Even when Sobel seems on the firmer ground of historical description she is still prone to slipping into heavy speculation. She is willing to accept as fact Betty Kuyk’s claim that Traylor killed a man, even though Kuyk’s evidence was decades-old, third-hand gossip related by the white owner of the funeral home where Traylor sometimes slept. Sobel goes even further, spinning a narrative that the murder involved the lover of Traylor’s first wife. There is no evidence for this claim at all, however, beyond Sobel’s own reading of imagery in selected drawings.

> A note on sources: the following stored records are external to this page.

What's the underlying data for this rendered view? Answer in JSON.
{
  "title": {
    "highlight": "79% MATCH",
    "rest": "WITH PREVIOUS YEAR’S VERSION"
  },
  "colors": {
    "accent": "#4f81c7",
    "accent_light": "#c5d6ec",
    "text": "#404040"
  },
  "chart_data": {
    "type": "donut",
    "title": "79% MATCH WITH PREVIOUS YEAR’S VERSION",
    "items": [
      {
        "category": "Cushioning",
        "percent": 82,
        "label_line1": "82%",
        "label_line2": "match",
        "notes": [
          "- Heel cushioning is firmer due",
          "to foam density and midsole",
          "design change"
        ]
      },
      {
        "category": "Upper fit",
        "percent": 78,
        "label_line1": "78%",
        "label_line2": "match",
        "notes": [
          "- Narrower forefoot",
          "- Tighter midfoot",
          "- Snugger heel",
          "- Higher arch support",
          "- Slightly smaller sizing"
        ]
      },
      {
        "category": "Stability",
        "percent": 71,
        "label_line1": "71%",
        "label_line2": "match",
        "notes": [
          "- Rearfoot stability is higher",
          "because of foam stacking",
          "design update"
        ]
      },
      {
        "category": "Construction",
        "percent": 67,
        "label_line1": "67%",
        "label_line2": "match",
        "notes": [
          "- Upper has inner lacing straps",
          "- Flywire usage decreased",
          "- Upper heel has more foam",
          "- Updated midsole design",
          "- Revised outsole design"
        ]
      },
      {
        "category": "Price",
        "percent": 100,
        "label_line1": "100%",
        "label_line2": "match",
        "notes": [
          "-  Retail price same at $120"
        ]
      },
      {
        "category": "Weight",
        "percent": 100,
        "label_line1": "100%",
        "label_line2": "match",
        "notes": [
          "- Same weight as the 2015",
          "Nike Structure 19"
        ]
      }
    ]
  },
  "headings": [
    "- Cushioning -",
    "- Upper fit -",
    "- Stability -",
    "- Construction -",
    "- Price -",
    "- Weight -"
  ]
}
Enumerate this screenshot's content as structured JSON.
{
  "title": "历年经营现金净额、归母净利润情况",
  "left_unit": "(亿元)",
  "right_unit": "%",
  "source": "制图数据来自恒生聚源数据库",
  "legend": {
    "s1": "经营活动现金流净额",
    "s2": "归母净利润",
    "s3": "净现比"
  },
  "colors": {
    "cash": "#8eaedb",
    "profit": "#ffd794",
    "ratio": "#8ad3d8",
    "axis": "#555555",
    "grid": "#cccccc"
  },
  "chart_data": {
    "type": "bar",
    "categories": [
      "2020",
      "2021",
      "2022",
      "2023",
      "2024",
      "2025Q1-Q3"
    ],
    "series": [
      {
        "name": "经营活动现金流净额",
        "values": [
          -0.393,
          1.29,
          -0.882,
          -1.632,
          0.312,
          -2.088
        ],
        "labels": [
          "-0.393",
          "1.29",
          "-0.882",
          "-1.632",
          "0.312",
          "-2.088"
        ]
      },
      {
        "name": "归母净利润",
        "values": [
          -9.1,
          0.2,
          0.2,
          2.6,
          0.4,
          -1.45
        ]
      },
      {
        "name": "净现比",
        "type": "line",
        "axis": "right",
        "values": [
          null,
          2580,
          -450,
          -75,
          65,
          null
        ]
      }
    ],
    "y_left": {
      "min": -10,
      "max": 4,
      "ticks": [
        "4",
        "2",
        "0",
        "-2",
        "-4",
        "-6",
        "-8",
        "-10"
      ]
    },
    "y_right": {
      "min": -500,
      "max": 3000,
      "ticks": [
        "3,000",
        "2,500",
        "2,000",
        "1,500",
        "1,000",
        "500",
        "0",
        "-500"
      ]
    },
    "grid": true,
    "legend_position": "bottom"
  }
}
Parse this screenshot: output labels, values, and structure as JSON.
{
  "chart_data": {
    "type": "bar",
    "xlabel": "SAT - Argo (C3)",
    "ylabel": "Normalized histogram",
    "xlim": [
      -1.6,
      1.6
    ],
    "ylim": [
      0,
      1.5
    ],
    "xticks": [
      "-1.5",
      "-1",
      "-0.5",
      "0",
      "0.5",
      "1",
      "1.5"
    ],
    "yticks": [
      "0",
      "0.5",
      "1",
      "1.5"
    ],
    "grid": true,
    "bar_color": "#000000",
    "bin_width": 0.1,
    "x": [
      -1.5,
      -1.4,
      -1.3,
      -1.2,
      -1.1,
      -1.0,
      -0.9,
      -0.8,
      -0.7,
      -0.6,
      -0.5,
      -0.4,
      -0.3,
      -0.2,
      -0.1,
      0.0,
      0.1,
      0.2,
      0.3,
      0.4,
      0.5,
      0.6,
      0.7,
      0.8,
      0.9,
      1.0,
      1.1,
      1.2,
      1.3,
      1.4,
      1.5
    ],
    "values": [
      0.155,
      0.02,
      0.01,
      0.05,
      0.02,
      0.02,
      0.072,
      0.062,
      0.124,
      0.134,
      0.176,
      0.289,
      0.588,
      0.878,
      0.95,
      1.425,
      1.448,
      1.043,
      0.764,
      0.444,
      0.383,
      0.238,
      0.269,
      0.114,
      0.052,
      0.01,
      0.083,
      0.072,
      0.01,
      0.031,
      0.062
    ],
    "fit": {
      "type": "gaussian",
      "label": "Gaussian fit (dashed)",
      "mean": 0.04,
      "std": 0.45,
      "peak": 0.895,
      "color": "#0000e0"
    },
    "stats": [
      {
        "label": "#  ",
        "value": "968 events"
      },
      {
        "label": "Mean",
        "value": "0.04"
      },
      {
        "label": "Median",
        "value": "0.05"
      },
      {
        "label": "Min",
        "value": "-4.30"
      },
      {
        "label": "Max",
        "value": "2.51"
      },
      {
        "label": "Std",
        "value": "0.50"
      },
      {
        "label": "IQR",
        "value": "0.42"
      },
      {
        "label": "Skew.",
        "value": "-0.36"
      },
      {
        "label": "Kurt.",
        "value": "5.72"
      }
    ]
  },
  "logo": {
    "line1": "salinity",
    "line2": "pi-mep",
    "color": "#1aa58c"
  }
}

While any artwork is fair game for interpretation, and Traylor’s cryptic drawings fairly begs for it, one wonders if the lives of artists of more conventional stature — Picasso, say, or Pollack — could respectably serve as fodder for such loosely argued biography. Sobel’s book responds to the reasonable desire to replace the mystery of Traylor’s meaning and motivation with a fully conceived narrative. Believe it if you wish, just don’t confuse her ever more elaborate tale with actual history.
A version of this review originally appeared in Intuit’s Outsider magazine.
The reviewer naively assumes that any funeral home owner in Montgomery would be white, thus ignoring the copious evidence on p.167 in my work, cited above, that he was African American. The fact of the “murder” was reported to him by Traylor’s companion, who came from Traylor’s home community. A salient point in Traylor’s life is his baptism in the Roman Catholic faith shortly before he died.
Thanks for the comment. Indeed, nothing on that page of your book explicitly indicates the race of the funeral home owner. My dubious assumption.
I agree with the reviewer. There is so much wishful thinking and conjecture in this book. There is no way to know many things about Bill Traylor and his imagery. but making things up is irresponsible.